75 Jahre OGV Viehhausen: Vielfalt für die Natur
24. Oktober 2024
Kälte und Regen zwangen uns, die ursprünglich geplante 75-Jahres-Feier des Obst- und Gartenbauvereins zusammen mit der Einweihungsfeier für unser neues Gelände mit Vereinshütte ausfallen zu lassen. Dafür bekam dieses besondere Jubiläum bei der Herbstversammlung 2024 den gebührenden Platz.
Der Vereinsvorsitzende Rolf Steigerwald zeigte in seinem lebendigen Vortrag einen beeindruckenden Rückblick auf 75 Jahre OGV Viehhausen und dessen vielfältigen Tätigkeiten.
Weder im Vereinsarchiv noch bei der Gemeinde Sinzing gibt es Hinweise für Ort oder Datum der Vereinsgründung. In späteren Zeitungsartikeln werden Namen der Gründungsmitglieder im Rahmen von Ehrungen genannt. Für die Gründung gibt es keinen offiziellen Beleg – nur einen alten Briefumschlag aus dem Jahr 1949, der „An den Obst- und Gartenbauverein Viehhausen“ gerichtet war. Außerdem liegt von der Bayerischen Warenvermittlung ein Beleg für eine Gutschrift vor, die sich auf den März 1949 bezieht.
Damals schlossen sich 40 Mitglieder zusammen, meistens Landwirte, die sich, für damals in der Nachkriegszeit wichtige Themen in den Bereichen Obstbaumschnitt, Obstbaumveredelung auf ertragreichere Sorten, Gemüseanbau zur Selbstversorgung, fachgerechte Düngung und Schädlingsbekämpfung weiterbilden wollten.
Übrigens: Zu unserem 40-Jahrjubiläum bemerkte der damalige Landrat Rupert Schmid, dass er keinen Obst- und Gartenbau Verein kenne, „in dem so viele Frauen die kompetenten Ansprechpartner im Umweltschutz darstellen“. Er meinte natürlich Ansprechpartnerinnen – aber lassen wir das der damaligen Zeit geschuldet sein ...
Rolf Steigerwald startete seinen Rückblick mit alten Fotos von den Jubiläumsfeiern zu 40 Jahre und 50 Jahren OGV Viehhausen. Die Rückschau in das Vereinsleben brachte auch viele Erinnerungen an verstorbene Mitglieder ins Bewusstsein zurück. Manche Anwesenden erkannten sich auf den Bildern wieder und schmunzelten doch sehr über die damaligen Modevorstellungen für Kleidung und Haarschnitt – und natürlich über die faltenfreien Gesichter!

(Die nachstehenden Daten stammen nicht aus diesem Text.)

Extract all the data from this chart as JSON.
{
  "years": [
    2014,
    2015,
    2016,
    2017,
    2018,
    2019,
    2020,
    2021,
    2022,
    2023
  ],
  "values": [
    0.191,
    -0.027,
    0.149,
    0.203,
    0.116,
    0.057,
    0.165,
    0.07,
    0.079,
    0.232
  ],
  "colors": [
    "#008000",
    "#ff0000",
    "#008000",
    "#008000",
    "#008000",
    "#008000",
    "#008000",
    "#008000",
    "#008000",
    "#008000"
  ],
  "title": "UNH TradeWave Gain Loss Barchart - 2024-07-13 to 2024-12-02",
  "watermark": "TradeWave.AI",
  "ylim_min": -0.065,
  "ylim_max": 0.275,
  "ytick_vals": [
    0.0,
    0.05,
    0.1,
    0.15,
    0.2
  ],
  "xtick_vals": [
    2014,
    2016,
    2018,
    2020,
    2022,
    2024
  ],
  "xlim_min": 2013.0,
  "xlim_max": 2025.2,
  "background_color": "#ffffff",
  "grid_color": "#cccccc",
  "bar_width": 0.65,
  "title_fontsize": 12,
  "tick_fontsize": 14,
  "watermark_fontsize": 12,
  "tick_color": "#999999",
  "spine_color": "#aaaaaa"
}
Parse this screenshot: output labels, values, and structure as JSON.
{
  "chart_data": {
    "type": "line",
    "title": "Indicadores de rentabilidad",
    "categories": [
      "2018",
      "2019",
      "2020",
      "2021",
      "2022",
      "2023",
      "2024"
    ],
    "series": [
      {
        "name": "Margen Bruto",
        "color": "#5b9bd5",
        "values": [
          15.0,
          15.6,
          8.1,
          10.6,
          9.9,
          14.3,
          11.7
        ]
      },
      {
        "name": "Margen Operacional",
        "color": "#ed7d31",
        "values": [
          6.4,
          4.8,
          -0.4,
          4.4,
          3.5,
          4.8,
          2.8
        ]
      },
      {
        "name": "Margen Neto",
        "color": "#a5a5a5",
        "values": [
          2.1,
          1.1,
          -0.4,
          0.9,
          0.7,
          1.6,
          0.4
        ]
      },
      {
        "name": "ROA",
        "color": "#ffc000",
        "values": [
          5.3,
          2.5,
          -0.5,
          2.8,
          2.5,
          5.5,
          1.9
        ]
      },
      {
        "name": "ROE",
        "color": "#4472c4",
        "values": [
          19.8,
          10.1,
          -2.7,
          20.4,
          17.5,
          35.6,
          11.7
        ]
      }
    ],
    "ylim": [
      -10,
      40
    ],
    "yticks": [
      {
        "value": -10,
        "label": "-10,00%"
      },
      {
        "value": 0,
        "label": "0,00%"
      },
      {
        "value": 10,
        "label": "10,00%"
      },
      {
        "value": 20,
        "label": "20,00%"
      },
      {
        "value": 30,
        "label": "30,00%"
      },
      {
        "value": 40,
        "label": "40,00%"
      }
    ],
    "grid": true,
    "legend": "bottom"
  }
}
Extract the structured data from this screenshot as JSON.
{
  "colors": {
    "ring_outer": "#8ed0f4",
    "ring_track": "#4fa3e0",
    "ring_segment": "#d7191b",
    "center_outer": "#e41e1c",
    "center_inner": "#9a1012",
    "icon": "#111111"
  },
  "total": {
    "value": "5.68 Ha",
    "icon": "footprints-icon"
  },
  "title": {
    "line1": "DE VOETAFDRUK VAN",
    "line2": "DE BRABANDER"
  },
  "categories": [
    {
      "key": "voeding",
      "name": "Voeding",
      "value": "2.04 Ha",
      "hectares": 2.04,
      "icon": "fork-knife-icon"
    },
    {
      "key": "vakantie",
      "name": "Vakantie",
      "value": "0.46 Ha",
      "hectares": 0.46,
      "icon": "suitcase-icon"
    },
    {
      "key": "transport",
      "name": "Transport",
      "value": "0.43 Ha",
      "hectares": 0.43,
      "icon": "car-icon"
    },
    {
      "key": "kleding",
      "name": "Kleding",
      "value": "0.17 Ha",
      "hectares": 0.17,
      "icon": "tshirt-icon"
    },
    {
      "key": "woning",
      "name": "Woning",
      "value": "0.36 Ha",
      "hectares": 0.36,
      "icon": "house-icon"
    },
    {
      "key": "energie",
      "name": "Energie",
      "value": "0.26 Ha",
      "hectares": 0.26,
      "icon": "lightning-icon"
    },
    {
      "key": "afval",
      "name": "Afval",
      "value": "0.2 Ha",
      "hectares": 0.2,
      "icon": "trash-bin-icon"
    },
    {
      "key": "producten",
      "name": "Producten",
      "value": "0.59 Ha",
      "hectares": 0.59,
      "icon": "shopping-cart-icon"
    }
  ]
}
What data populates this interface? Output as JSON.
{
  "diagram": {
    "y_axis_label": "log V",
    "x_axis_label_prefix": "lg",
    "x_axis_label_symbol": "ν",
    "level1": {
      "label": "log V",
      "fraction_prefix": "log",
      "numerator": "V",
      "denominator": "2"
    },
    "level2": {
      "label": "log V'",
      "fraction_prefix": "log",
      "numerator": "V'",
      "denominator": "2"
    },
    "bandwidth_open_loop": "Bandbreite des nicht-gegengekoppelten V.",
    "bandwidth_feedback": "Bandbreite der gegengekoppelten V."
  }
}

Auf der 40-Jahres-Feier stellte der damalige Vorsitzende Josef Speigl in scheinbar visionären Worten fest:
„Wenn Sie Ihre Gartenarbeit verrichten, dann verschließen Sie sich nicht den heutigen Notwendigkeiten:
- Sorgsamer Umgang mit dem Boden
- Verwertung aller organischer Abfälle im eigenen Garten
- Vermeidung von chemischen Hilfsmitteln im Garten und im Haushalt
Sein Aufruf: Handeln Sie verantwortungsvoll!
Wie vielfältig die Tätigkeiten des OGV sind, zeigt der Blick über die Jahrzehnte:
Es gab und gibt immer wieder Baumpflanzaktionen: Die erste Streuobstwiese wurde 1993 in der Hochstraße bei Kohlstadt angelegt sowie eine weitere 1998 Richtung Thumhausen. Im Jahr 2000 folgte der Jahrtausendbaum in der Schloßbergstraße und 2003 die Kastanie vor dem Kindergarten. Im Kreuzseefeld pflanzten wir 2007 Winterlinden. Heute können die Mitglieder über den OGV Obstbäume für den eigenen Garten bekommen.
Bäume müssen nicht nur gepflanzt, sondern auch gepflegt werden, sodass sich Baumschnittkurse schon immer großer Beliebtheit erfreuen.
Das dabei anfallende Schnittgut kann am Baumschnittplatz im nahegelegenen Kohlstadt an jedem ersten Samstag im Monat entsorgt werden. Bei dieser Gelegenheit kann man sich mit frischer Komposterde gegen einen kleinen Obulus eindecken.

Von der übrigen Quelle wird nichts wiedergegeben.